Soudain, il se fit un grand silence. Toutes les conversations cessèrent.

Suivi de Bertrand, Drouot, Cambronne et de son état-major, l’Empereur venait d’apparaître sur le petit môle d’embarquement.

— Lui ! balbutia Milhuitcent, dont le cœur battait avec force.

Quant au commandant Taillade, il alla se placer instinctivement à la coupée pour recevoir l’illustre passager.

Les canots avaient quitté le môle. Sous les coups rythmés des avirons, ils approchaient rapidement.

Quelques minutes leur suffirent pour atteindre le bâtiment, et Napoléon qui avait gravi légèrement l’échelle, se montra.

— Vive l’Empereur ! rugirent les soldats.

Presque aussitôt, le brick se couvrit de voiles.

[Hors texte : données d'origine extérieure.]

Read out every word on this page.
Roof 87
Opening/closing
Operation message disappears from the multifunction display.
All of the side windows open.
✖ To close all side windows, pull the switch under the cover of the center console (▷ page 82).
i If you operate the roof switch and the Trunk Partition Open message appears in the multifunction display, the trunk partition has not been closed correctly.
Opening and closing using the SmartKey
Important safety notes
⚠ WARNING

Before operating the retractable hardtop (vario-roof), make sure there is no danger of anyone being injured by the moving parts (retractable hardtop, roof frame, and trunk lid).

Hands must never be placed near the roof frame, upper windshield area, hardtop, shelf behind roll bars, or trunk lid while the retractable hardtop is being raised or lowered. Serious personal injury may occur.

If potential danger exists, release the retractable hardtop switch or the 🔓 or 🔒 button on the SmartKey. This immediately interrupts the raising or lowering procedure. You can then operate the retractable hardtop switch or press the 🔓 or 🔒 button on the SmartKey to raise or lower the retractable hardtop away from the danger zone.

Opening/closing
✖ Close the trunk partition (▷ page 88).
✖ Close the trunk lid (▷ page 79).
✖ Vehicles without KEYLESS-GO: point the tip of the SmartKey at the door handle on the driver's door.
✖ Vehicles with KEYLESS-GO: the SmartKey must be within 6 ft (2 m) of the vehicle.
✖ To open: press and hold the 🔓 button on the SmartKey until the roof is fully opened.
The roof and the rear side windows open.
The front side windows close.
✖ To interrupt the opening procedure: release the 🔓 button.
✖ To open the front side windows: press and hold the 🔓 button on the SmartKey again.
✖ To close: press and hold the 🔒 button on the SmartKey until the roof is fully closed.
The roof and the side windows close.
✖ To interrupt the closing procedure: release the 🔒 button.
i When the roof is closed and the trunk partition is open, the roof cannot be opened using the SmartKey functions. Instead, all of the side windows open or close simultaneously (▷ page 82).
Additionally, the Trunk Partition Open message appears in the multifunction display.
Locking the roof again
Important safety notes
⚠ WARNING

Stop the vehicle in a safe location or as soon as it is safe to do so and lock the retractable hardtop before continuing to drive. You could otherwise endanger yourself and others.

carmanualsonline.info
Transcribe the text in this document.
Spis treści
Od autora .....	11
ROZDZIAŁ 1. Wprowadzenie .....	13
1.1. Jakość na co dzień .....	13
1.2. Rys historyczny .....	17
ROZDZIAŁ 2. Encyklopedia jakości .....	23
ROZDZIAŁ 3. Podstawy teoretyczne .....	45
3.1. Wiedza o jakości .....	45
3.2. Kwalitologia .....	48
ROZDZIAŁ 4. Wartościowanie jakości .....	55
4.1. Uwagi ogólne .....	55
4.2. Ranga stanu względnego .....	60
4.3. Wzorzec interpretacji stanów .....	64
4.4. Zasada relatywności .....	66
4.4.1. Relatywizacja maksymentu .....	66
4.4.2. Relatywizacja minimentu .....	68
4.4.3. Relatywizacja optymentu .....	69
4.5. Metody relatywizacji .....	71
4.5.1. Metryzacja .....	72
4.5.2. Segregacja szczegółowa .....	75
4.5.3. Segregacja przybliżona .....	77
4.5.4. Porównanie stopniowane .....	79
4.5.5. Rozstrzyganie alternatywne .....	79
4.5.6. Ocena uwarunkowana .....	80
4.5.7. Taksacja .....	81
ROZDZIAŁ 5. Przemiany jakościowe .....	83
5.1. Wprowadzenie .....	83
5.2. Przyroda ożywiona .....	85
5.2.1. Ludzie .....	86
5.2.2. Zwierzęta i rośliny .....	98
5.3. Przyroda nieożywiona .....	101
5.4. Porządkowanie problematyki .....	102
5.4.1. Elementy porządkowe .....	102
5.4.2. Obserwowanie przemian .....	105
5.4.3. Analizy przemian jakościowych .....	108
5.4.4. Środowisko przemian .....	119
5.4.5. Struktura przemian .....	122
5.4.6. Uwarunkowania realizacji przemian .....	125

Les autres bâtiments de la flottille l’imitèrent, comme s’ils eussent obéi à un même commandement.

Les navires demeurèrent un instant encore immobiles, et enfin, sous l’impulsion du vent qui gonflait leur voilure, leur étrave fendit les flots.

La brise apporta aux oreilles des navigateurs les tintements des horloges sonnant sept heures du soir.

C’était le dernier adieu d’Elbe à son souverain.

Après avoir visité la cabine à lui destinée, Napoléon était revenu sur le pont.

Il y avait rencontré Espérat.

— Eh bien ! mon jeune ami, lui dit-il, tu es satisfait.

— Oui, Sire.

— Il faut faire tout ce que tu veux.

— Oh ! Sire, ce n’est pas à ma voix que l’Empereur a répondu, c’est à l’appel de la France.

Napoléon sourit et continua sa promenade.

Le vent soufflait du sud. La fortune semblait favoriser l’audacieuse expédition.

Mais vers le milieu de la nuit, la brise mollit et finit par tomber tout à fait, de telle sorte qu’au matin, ayant franchi à peine sept ou huit lieues, les vaisseaux restèrent sans mouvement, à la hauteur du cap Saint-André.

En un instant, tout le monde fut sens dessus dessous, passant de la confiance la plus absolue au découragement.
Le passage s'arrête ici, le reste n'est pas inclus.